Tuning intrinsic disorder predictors for virus proteins

Abstract

Many virus-encoded proteins have intrinsically disordered regions that lack a stable, folded three-dimensional structure. These disordered proteins often play important functional roles in virus replication, such as down-regulating host defense mechanisms. With the widespread availability of next-generation sequencing, the number of new virus genomes with predicted open reading frames is rapidly outpacing our capacity for directly characterizing protein structures through crystallography. Hence, computational methods for structural prediction play an important role. A large number of predictors focus on the problem of classifying residues into ordered and disordered regions, and these methods tend to be validated on a diverse training set of proteins from eukaryotes, prokaryotes, and viruses. In this study, we investigate whether some predictors outperform others in the context of virus proteins and compared our findings with data from non-viral proteins. We evaluate the prediction accuracy of 21 methods, many of which are only available as web applications, on a curated set of 126 proteins encoded by viruses. Furthermore, we apply a random forest classifier to these predictor outputs. Based on cross-validation experiments, this ensemble approach confers a substantial improvement in accuracy, e.g., a mean 36 per cent gain in Matthews correlation coefficient. Lastly, we apply the random forest predictor to severe acute respiratory syndrome coronavirus 2 ORF6, an accessory gene that encodes a short (61 AA) and moderately disordered protein that inhibits the host innate immune response. We show that disorder prediction methods perform differently for viral and non-viral proteins, and that an ensemble approach can yield more robust and accurate predictions.

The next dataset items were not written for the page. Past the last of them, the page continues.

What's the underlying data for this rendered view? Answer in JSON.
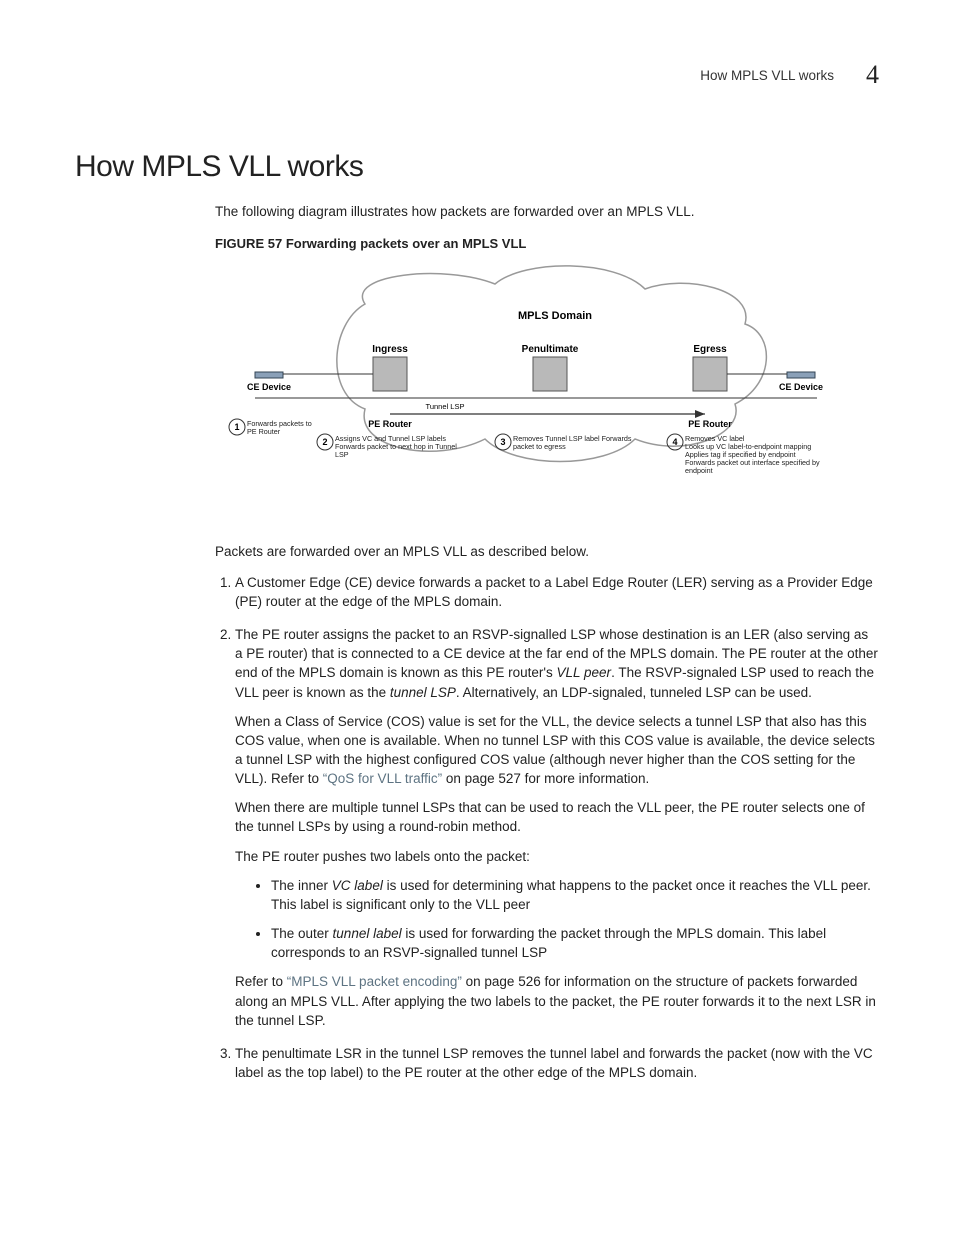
{
  "header": {
    "running_title": "How MPLS VLL works",
    "chapter_num": "4"
  },
  "title": "How MPLS VLL works",
  "intro": "The following diagram illustrates how packets are forwarded over an MPLS VLL.",
  "figure": {
    "label": "FIGURE 57",
    "caption": "Forwarding packets over an MPLS VLL",
    "labels": {
      "mpls_domain": "MPLS Domain",
      "ingress": "Ingress",
      "penultimate": "Penultimate",
      "egress": "Egress",
      "ce_left": "CE Device",
      "ce_right": "CE Device",
      "pe_left": "PE Router",
      "pe_right": "PE Router",
      "tunnel_lsp": "Tunnel LSP",
      "step1": "Forwards packets to PE Router",
      "step2": "Assigns VC and Tunnel LSP labels Forwards packet to next hop in Tunnel LSP",
      "step3": "Removes Tunnel LSP label Forwards packet to egress",
      "step4": "Removes VC label\nLooks up VC label-to-endpoint mapping\nApplies tag if specified by endpoint\nForwards packet out interface specified by endpoint"
    }
  },
  "lead": "Packets are forwarded over an MPLS VLL as described below.",
  "steps": {
    "s1": "A Customer Edge (CE) device forwards a packet to a Label Edge Router (LER) serving as a Provider Edge (PE) router at the edge of the MPLS domain.",
    "s2_a": "The PE router assigns the packet to an RSVP-signalled LSP whose destination is an LER (also serving as a PE router) that is connected to a CE device at the far end of the MPLS domain. The PE router at the other end of the MPLS domain is known as this PE router's ",
    "s2_vll_peer": "VLL peer",
    "s2_b": ". The RSVP-signaled LSP used to reach the VLL peer is known as the ",
    "s2_tunnel_lsp": "tunnel LSP",
    "s2_c": ". Alternatively, an LDP-signaled, tunneled LSP can be used.",
    "s2_cos_a": "When a Class of Service (COS) value is set for the VLL, the device selects a tunnel LSP that also has this COS value, when one is available. When no tunnel LSP with this COS value is available, the device selects a tunnel LSP with the highest configured COS value (although never higher than the COS setting for the VLL). Refer to ",
    "s2_cos_link": "“QoS for VLL traffic”",
    "s2_cos_b": " on page 527 for more information.",
    "s2_rr": "When there are multiple tunnel LSPs that can be used to reach the VLL peer, the PE router selects one of the tunnel LSPs by using a round-robin method.",
    "s2_push": "The PE router pushes two labels onto the packet:",
    "bullet1_a": "The inner ",
    "bullet1_i": "VC label",
    "bullet1_b": " is used for determining what happens to the packet once it reaches the VLL peer. This label is significant only to the VLL peer",
    "bullet2_a": "The outer ",
    "bullet2_i": "tunnel label",
    "bullet2_b": " is used for forwarding the packet through the MPLS domain. This label corresponds to an RSVP-signalled tunnel LSP",
    "s2_refer_a": "Refer to ",
    "s2_refer_link": "“MPLS VLL packet encoding”",
    "s2_refer_b": " on page 526 for information on the structure of packets forwarded along an MPLS VLL. After applying the two labels to the packet, the PE router forwards it to the next LSR in the tunnel LSP.",
    "s3": "The penultimate LSR in the tunnel LSP removes the tunnel label and forwards the packet (now with the VC label as the top label) to the PE router at the other edge of the MPLS domain."
  }
}
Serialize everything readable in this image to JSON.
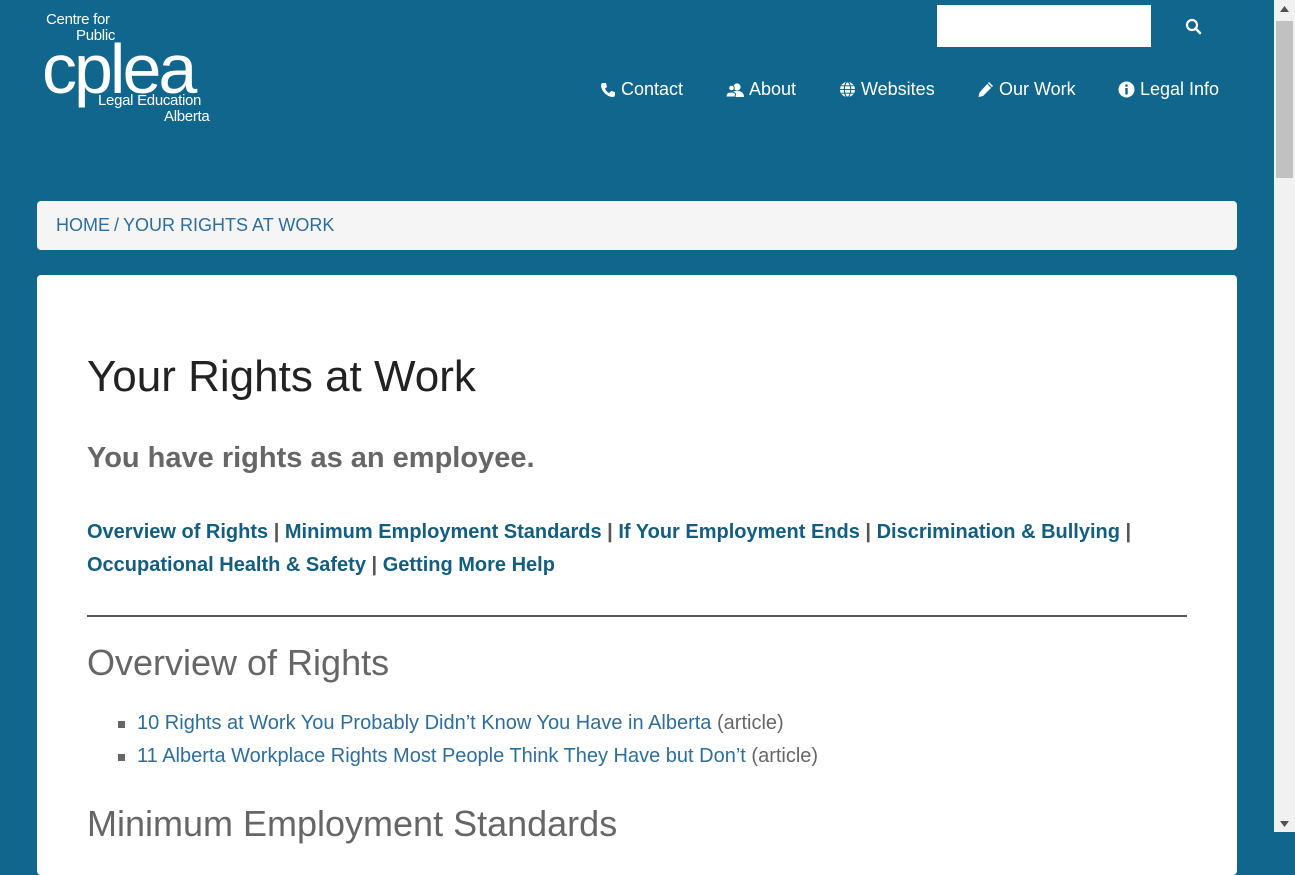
{
  "logo": {
    "line1": "Centre for",
    "line2": "Public",
    "main": "cplea",
    "line3": "Legal Education",
    "line4": "Alberta"
  },
  "search": {
    "value": "",
    "placeholder": "",
    "icon": "search-icon"
  },
  "nav": {
    "items": [
      {
        "label": "Contact",
        "icon": "phone-icon"
      },
      {
        "label": "About",
        "icon": "users-icon"
      },
      {
        "label": "Websites",
        "icon": "globe-icon"
      },
      {
        "label": "Our Work",
        "icon": "pencil-icon"
      },
      {
        "label": "Legal Info",
        "icon": "info-icon"
      }
    ]
  },
  "breadcrumb": {
    "home": "HOME",
    "separator": "/",
    "current": "YOUR RIGHTS AT WORK"
  },
  "page": {
    "title": "Your Rights at Work",
    "subtitle": "You have rights as an employee.",
    "jump_links": [
      "Overview of Rights",
      "Minimum Employment Standards",
      "If Your Employment Ends",
      "Discrimination & Bullying",
      "Occupational Health & Safety",
      "Getting More Help"
    ],
    "jump_separator": "|",
    "sections": [
      {
        "heading": "Overview of Rights",
        "articles": [
          {
            "title": "10 Rights at Work You Probably Didn’t Know You Have in Alberta",
            "type": "(article)"
          },
          {
            "title": "11 Alberta Workplace Rights Most People Think They Have but Don’t",
            "type": "(article)"
          }
        ]
      },
      {
        "heading": "Minimum Employment Standards"
      }
    ]
  },
  "colors": {
    "header_bg": "#10668d",
    "link": "#125d80",
    "breadcrumb_bg": "#f5f5f5"
  }
}
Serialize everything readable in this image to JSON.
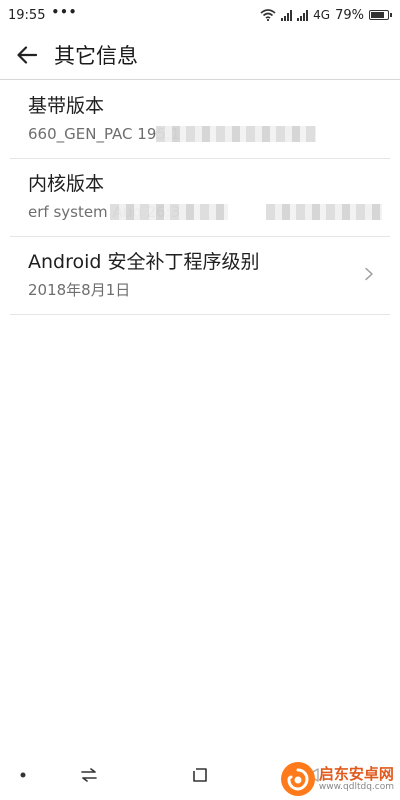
{
  "status_bar": {
    "time": "19:55",
    "dots": "•••",
    "network": "4G",
    "battery_percent": "79%",
    "battery_level": 0.79
  },
  "app_bar": {
    "title": "其它信息",
    "back_icon": "arrow-left-icon"
  },
  "items": [
    {
      "title": "基带版本",
      "value": "660_GEN_PAC              195.1",
      "has_chevron": false
    },
    {
      "title": "内核版本",
      "value": "erf system               Aug       26:3",
      "has_chevron": false
    },
    {
      "title": "Android 安全补丁程序级别",
      "value": "2018年8月1日",
      "has_chevron": true
    }
  ],
  "nav_bar": {
    "dot_icon": "dot-icon",
    "switch_icon": "swap-arrows-icon",
    "home_icon": "square-icon",
    "back_icon": "back-triangle-icon"
  },
  "watermark": {
    "name": "启东安卓网",
    "url": "www.qdltdq.com",
    "color": "#e05a1e"
  }
}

Keywords: ensemble classifier; intrinsically disordered proteins; machine learning; protein disorder prediction; virus proteins.

Figure 1.

Performance of predictors on viral data set. (A) Scatterplot of MCC and AUC values for 21 predictors applied to the viral protein data set. (B) Slopegraph comparing the MCC values for 13 predictors applied to both non-viral and viral data sets. Because the three variants of the ESpritz model obtained identical MCC values, the corresponding labels were merged. Two labels (PONDRFIT, PONDR.VSL2) were displaced to prevent overlaps on the left and right sides, respectively.

Figure 2.

Principal components analysis plot of the root mean squared errors (RMSEs) for 13 disorder predictors on viral (red, triangles) and non-viral (blue, circles) protein sequences. The percentages of total variance explained by the first two principal components are indicated in parentheses in the respective axis labels.

Figure 3.

Box plot of the average decrease in Gini impurity by each feature in the random forest, for 10 random runs of the random forest model. Vertical line indicates the median, the box is the interquartile range (IQR; range from first to third quartiles). The left whisker extends to the first datum greater that Q1 − 1.5 × IQR and the right whisker extends to the last datum smaller than Q3 + 1.5 × IQR. Individual points are outliers that lie outside this range.

Figure 4.

Disorder predictions for novel ORF6 in SARS-CoV-2. The first row represents the random forest model predictions, with subsequent rows corresponding to individual predictors. The entire protein length is represented on the x-axis, each grid is an amino acid. Red squares indicate disordered predictions and blue squares indicate ordered predictions.